Zawodny seems downright enthusiastic compared to last January, but notes that Widom-Larsen is still theoretical:
So what’s the hitch? It’s creating the right oscillation. “It turns out that the frequencies that we have to work at are in what I call a valley of inaccessibility,” Zawodny said. “Between, say, 5 or 7 THz and 30 THz, we don’t have any really good sources to make our own controlled frequency.”
But solving that problem can wait until the theory is better understood. “From my perspective, this is still a physics experiment,” Zawodny said. “I’m interested in understanding whether the phenomenon is real, what it’s all about. Then the next step is to develop the rules for engineering. Once you have that, I’m going to let the engineers have all the fun.”
And he is sure that if the Widom-Larsen theory is shown to be correct, resources to support the necessary technological breakthroughs will come flooding in. “All we really need is that one bit of irrefutable, reproducible proof that we have a system that works,” Zawodny said. “As soon as you have that, everybody is going to throw their assets at it. And then I want to buy one of these things and put it in my house.”
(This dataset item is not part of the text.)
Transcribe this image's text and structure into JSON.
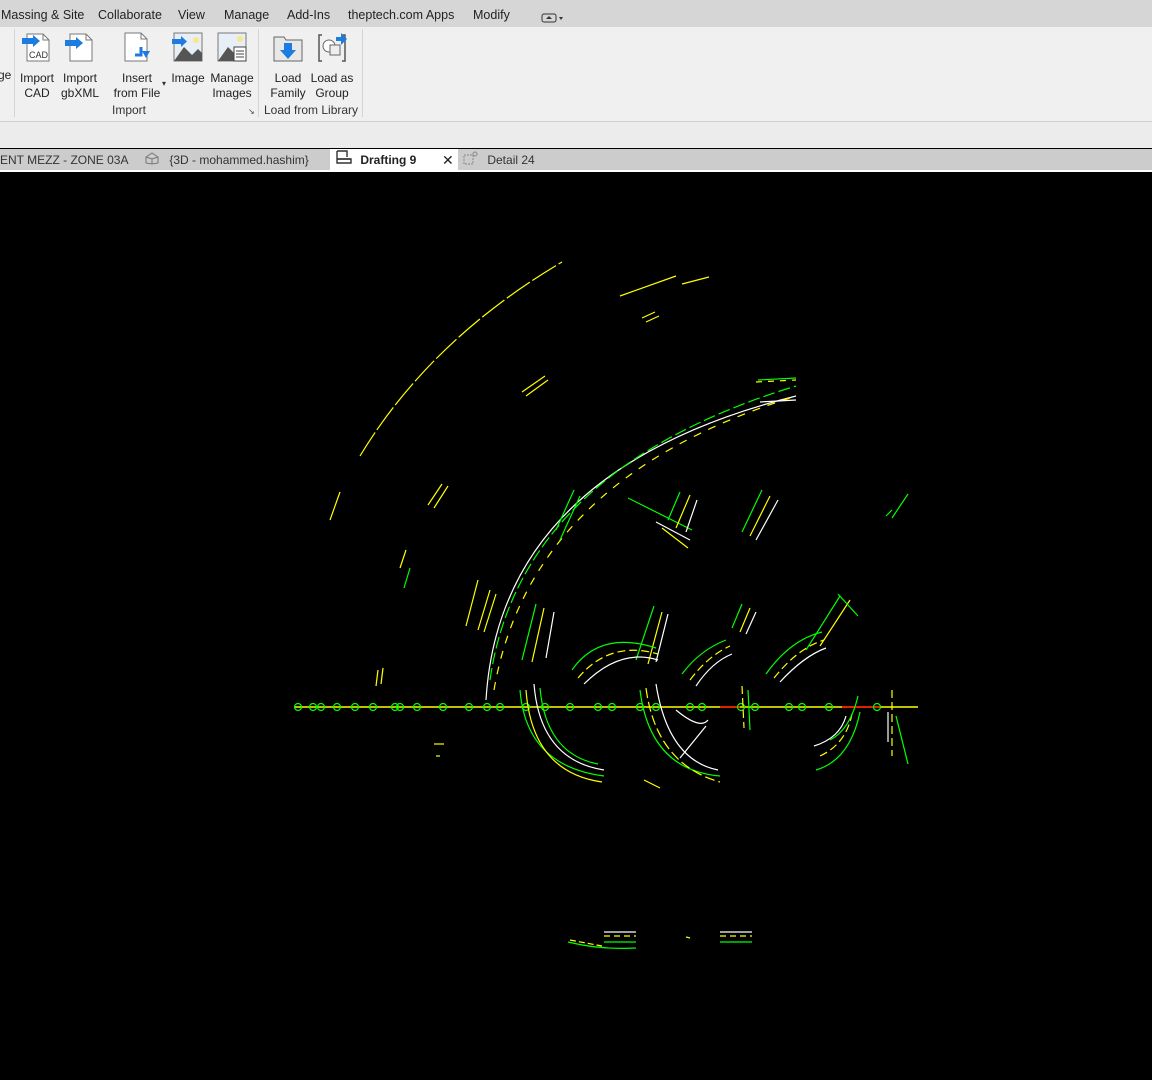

From what I can glean, the process theorized by Widom-Larsen is low-energy, and nuclear, but neither fission nor fusion. Larsen is an entrepreneur, president of Lattice Energy LLC, and Widom is a theoretical physicist from Northeastern University. They claim that the absorption of a neutron relies on the weak force, and requires no new physics to explain.
That’s all well and good, but I recall that not too long ago, CERN researchers claimed that a beam of neutrinos had traveled faster than the speed of light. For a few days there was rampant speculation, but the claim was eventually withdrawn after further testing. So I won’t be clearing out a space in my basement just yet.